Descendo a rua, há uma série de casas antigas e apertadas que ocupam o mesmo terreno, predecessoras de um prédio de apartamentos, quase na esquina com a Fernandes Tourinho, onde moravam várias famílias. As casinhas continuam lá, mas com uso comercial. Entre seus moradores lembra de dona Zita, que era vidente, e do professor Romanelli, espírita também, e que era professor de grego e latim e pesquisador do indo-europeu. “Havia também um maestro que morou naquelas casas, mas não tenho mais certeza do seu sobrenome. Acho que era Pedro Rocha. Eram as moradias mais baratas dos arredores, mas onde morava a gente mais interessante. Eu acreditava que cada uma dessas pessoas levava uma vida bastante significativa”.
Lino de Albergaria observa que, entre as décadas de 1980 e 1990, seus pais moraram na Fernandes Tourinho de novo. “Eu iria ser vizinho deles, pois me instalei no prédio onde moro (o 850), ao lado do edifício em que se instalaram (o 840). Nesse último endereço faleceram: primeiro, ele; mais tarde, ela. Meu pai, na verdade no Hospital Vera Cruz, mas minha mãe dormindo no seu próprio quarto”.
A rua se encheu de restaurantes, está mais barulhenta, mas continua sendo seu lugar no mundo. “Só estava esquecendo de dizer que fiz o ginásio e o clássico no Colégio Estadual, sempre entrando pelo portão da esquina da Fernandes Tourinho com a Rio de Janeiro. Eu podia ouvir de casa (embora todo esse tempo eu morasse na Espírito Santo) a sirene chamando para a primeira aula e às vezes tinha de correr para poder entrar antes que o portão fechasse”.

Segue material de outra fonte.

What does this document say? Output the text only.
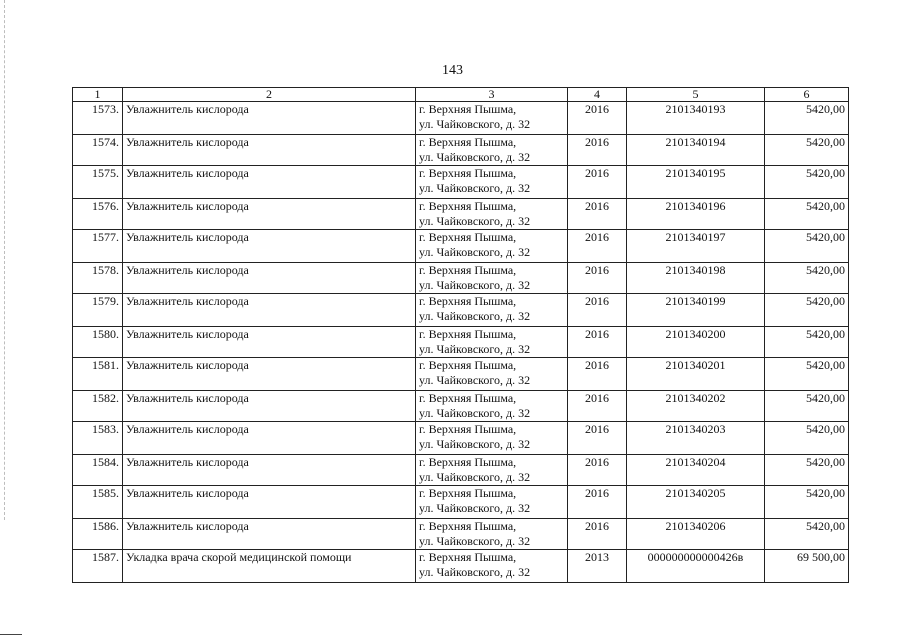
143
1	2	3	4	5	6
1573.	Увлажнитель кислорода	г. Верхняя Пышма,
ул. Чайковского, д. 32	2016	2101340193	5420,00
1574.	Увлажнитель кислорода	г. Верхняя Пышма,
ул. Чайковского, д. 32	2016	2101340194	5420,00
1575.	Увлажнитель кислорода	г. Верхняя Пышма,
ул. Чайковского, д. 32	2016	2101340195	5420,00
1576.	Увлажнитель кислорода	г. Верхняя Пышма,
ул. Чайковского, д. 32	2016	2101340196	5420,00
1577.	Увлажнитель кислорода	г. Верхняя Пышма,
ул. Чайковского, д. 32	2016	2101340197	5420,00
1578.	Увлажнитель кислорода	г. Верхняя Пышма,
ул. Чайковского, д. 32	2016	2101340198	5420,00
1579.	Увлажнитель кислорода	г. Верхняя Пышма,
ул. Чайковского, д. 32	2016	2101340199	5420,00
1580.	Увлажнитель кислорода	г. Верхняя Пышма,
ул. Чайковского, д. 32	2016	2101340200	5420,00
1581.	Увлажнитель кислорода	г. Верхняя Пышма,
ул. Чайковского, д. 32	2016	2101340201	5420,00
1582.	Увлажнитель кислорода	г. Верхняя Пышма,
ул. Чайковского, д. 32	2016	2101340202	5420,00
1583.	Увлажнитель кислорода	г. Верхняя Пышма,
ул. Чайковского, д. 32	2016	2101340203	5420,00
1584.	Увлажнитель кислорода	г. Верхняя Пышма,
ул. Чайковского, д. 32	2016	2101340204	5420,00
1585.	Увлажнитель кислорода	г. Верхняя Пышма,
ул. Чайковского, д. 32	2016	2101340205	5420,00
1586.	Увлажнитель кислорода	г. Верхняя Пышма,
ул. Чайковского, д. 32	2016	2101340206	5420,00
1587.	Укладка врача скорой медицинской помощи	г. Верхняя Пышма,
ул. Чайковского, д. 32	2013	000000000000426в	69 500,00
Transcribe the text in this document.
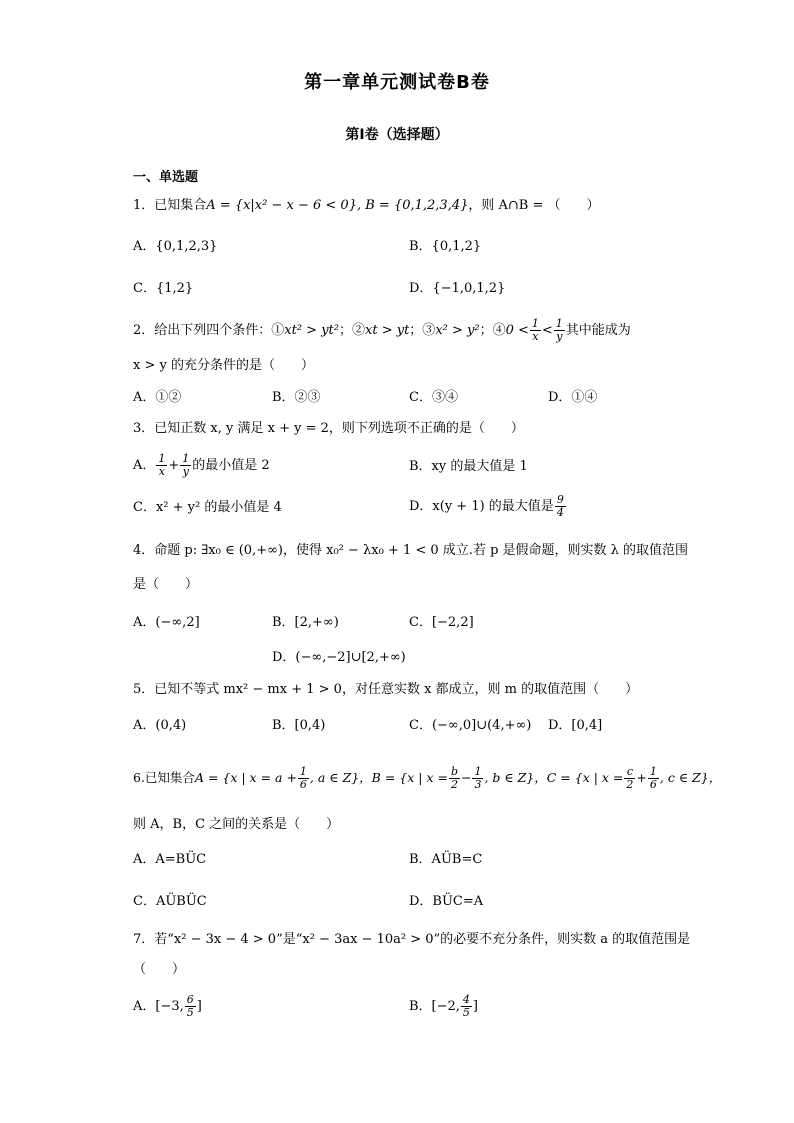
第一章单元测试卷B卷
第Ⅰ卷（选择题）
一、单选题
1．已知集合A = {x|x² − x − 6 < 0}, B = {0,1,2,3,4}，则 A∩B = （　　）
A．{0,1,2,3}	B．{0,1,2}
C．{1,2}	D．{−1,0,1,2}
2．给出下列四个条件：①xt² > yt²；②xt > yt；③x² > y²；④0 < $\frac{1}{x} < \frac{1}{y}$ 其中能成为
x > y 的充分条件的是（　　）
A．①②	B．②③	C．③④	D．①④
3．已知正数 x, y 满足 x + y = 2，则下列选项不正确的是（　　）
A． $\frac{1}{x} + \frac{1}{y}$ 的最小值是 2	B．xy 的最大值是 1
C．x² + y² 的最小值是 4	D．x(y + 1) 的最大值是 $\frac{9}{4}$
4．命题 p: ∃x₀ ∈ (0,+∞)，使得 x₀² − λx₀ + 1 < 0 成立.若 p 是假命题，则实数 λ 的取值范围
是（　　）
A．(−∞,2]	B．[2,+∞)	C．[−2,2]
D．(−∞,−2]∪[2,+∞)
5．已知不等式 mx² − mx + 1 > 0，对任意实数 x 都成立，则 m 的取值范围（　　）
A．(0,4)	B．[0,4)	C．(−∞,0]∪(4,+∞) D．[0,4]
6.已知集合A = {x | $x = a + \frac{1}{6}$ , a ∈ Z}，B = {x | $x = \frac{b}{2} - \frac{1}{3}$ , b ∈ Z}，C = {x | $x = \frac{c}{2} + \frac{1}{6}$ , c ∈ Z}，
则 A，B，C 之间的关系是（　　）
A．A=BÜC	B．AÜB=C
C．AÜBÜC	D．BÜC=A
7．若“x² − 3x − 4 > 0”是“x² − 3ax − 10a² > 0”的必要不充分条件，则实数 a 的取值范围是
（　　）
A．[−3, $\frac{6}{5}$ ]	B．[−2, $\frac{4}{5}$ ]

Aos 28 anos foi estudar editoração na França, depois foi trabalhar em São Paulo e no Rio, ficando doze anos ausente da cidade e desse trecho especial. “Quando voltava a Belo Horizonte, me surpreendia com sua luz, tão intensa, e que, no outono, me parece particularmente sedutora”.

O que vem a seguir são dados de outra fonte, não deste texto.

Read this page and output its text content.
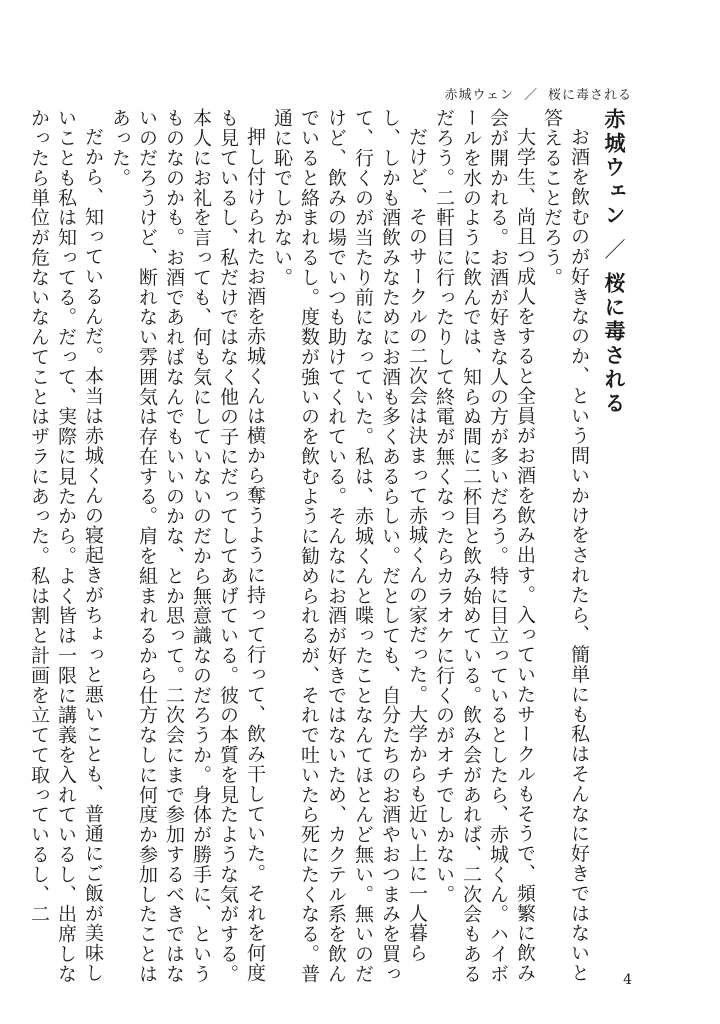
赤城ウェン ／ 桜に毒される
赤城ウェン／桜に毒される

お酒を飲むのが好きなのか、という問いかけをされたら、簡単にも私はそんなに好きではないと答えることだろう。

大学生、尚且つ成人をすると全員がお酒を飲み出す。入っていたサークルもそうで、頻繁に飲み会が開かれる。お酒が好きな人の方が多いだろう。特に目立っているとしたら、赤城くん。ハイボールを水のように飲んでは、知らぬ間に二杯目と飲み始めている。飲み会があれば、二次会もあるだろう。二軒目に行ったりして終電が無くなったらカラオケに行くのがオチでしかない。

だけど、そのサークルの二次会は決まって赤城くんの家だった。大学からも近い上に一人暮らし、しかも酒飲みなためにお酒も多くあるらしい。だとしても、自分たちのお酒やおつまみを買って、行くのが当たり前になっていた。私は、赤城くんと喋ったことなんてほとんど無い。無いのだけど、飲みの場でいつも助けてくれている。そんなにお酒が好きではないため、カクテル系を飲んでいると絡まれるし。度数が強いのを飲むように勧められるが、それで吐いたら死にたくなる。普通に恥でしかない。

押し付けられたお酒を赤城くんは横から奪うように持って行って、飲み干していた。それを何度も見ているし、私だけではなく他の子にだってしてあげている。彼の本質を見たような気がする。本人にお礼を言っても、何も気にしていないのだから無意識なのだろうか。身体が勝手に、というものなのかも。お酒であればなんでもいいのかな、とか思って。二次会にまで参加するべきではないのだろうけど、断れない雰囲気は存在する。肩を組まれるから仕方なしに何度か参加したことはあった。

だから、知っているんだ。本当は赤城くんの寝起きがちょっと悪いことも、普通にご飯が美味しいことも私は知ってる。だって、実際に見たから。よく皆は一限に講義を入れているし、出席しなかったら単位が危ないなんてことはザラにあった。私は割と計画を立てて取っているし、二

4
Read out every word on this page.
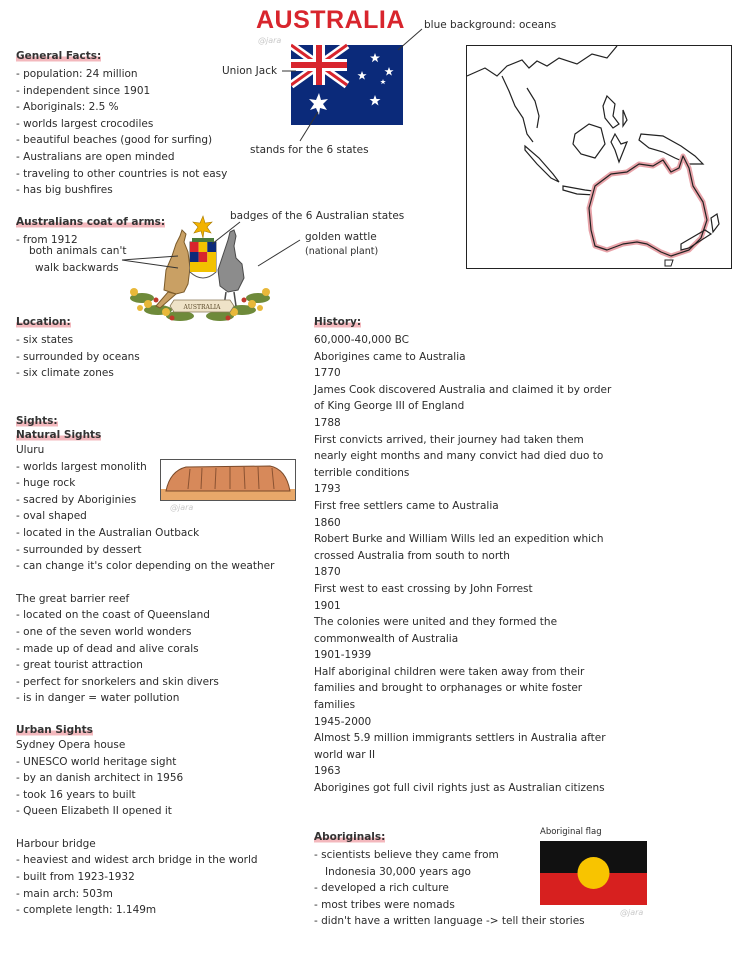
AUSTRALIA
@jara
Union Jack
blue background: oceans
stands for the 6 states
General Facts:
- population: 24 million
- independent since 1901
- Aboriginals: 2.5 %
- worlds largest crocodiles
- beautiful beaches (good for surfing)
- Australians are open minded
- traveling to other countries is not easy
- has big bushfires
Australians coat of arms:
- from 1912
both animals can't
walk backwards
badges of the 6 Australian states
golden wattle
(national plant)
AUSTRALIA
Location:
- six states
- surrounded by oceans
- six climate zones
Sights:
Natural Sights
Uluru
- worlds largest monolith
- huge rock
- sacred by Aboriginies
- oval shaped
- located in the Australian Outback
- surrounded by dessert
- can change it's color depending on the weather
The great barrier reef
- located on the coast of Queensland
- one of the seven world wonders
- made up of dead and alive corals
- great tourist attraction
- perfect for snorkelers and skin divers
- is in danger = water pollution
Urban Sights
Sydney Opera house
- UNESCO world heritage sight
- by an danish architect in 1956
- took 16 years to built
- Queen Elizabeth II opened it
Harbour bridge
- heaviest and widest arch bridge in the world
- built from 1923-1932
- main arch: 503m
- complete length: 1.149m
@jara
History:
60,000-40,000 BC
Aborigines came to Australia
1770
James Cook discovered Australia and claimed it by order of King George III of England
1788
First convicts arrived, their journey had taken them nearly eight months and many convict had died duo to terrible conditions
1793
First free settlers came to Australia
1860
Robert Burke and William Wills led an expedition which crossed Australia from south to north
1870
First west to east crossing by John Forrest
1901
The colonies were united and they formed the commonwealth of Australia
1901-1939
Half aboriginal children were taken away from their families and brought to orphanages or white foster families
1945-2000
Almost 5.9 million immigrants settlers in Australia after world war II
1963
Aborigines got full civil rights just as Australian citizens
Aboriginals:
- scientists believe they came from
Indonesia 30,000 years ago
- developed a rich culture
- most tribes were nomads
- didn't have a written language -> tell their stories
Aboriginal flag
@jara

Dos escritores mais emblemáticos, só manteve contato visual com Emílio Moura e Carlos Drummond de Andrade. “Com Drummond nem foi na cidade, mas no breve período em que morei no Rio. Ele estava na minha frente numa fila do Correio de Copacabana, com ares de quem não queria ser incomodado, pois um sujeito extrovertido o reconheceu e gritou alto seu nome. O poeta tinha ido prosaicamente enviar um telegrama para cumprimentar alguém pelo casamento. Atrás dele, eu bisbilhotei o que tinha escrito no formulário próprio para isso”.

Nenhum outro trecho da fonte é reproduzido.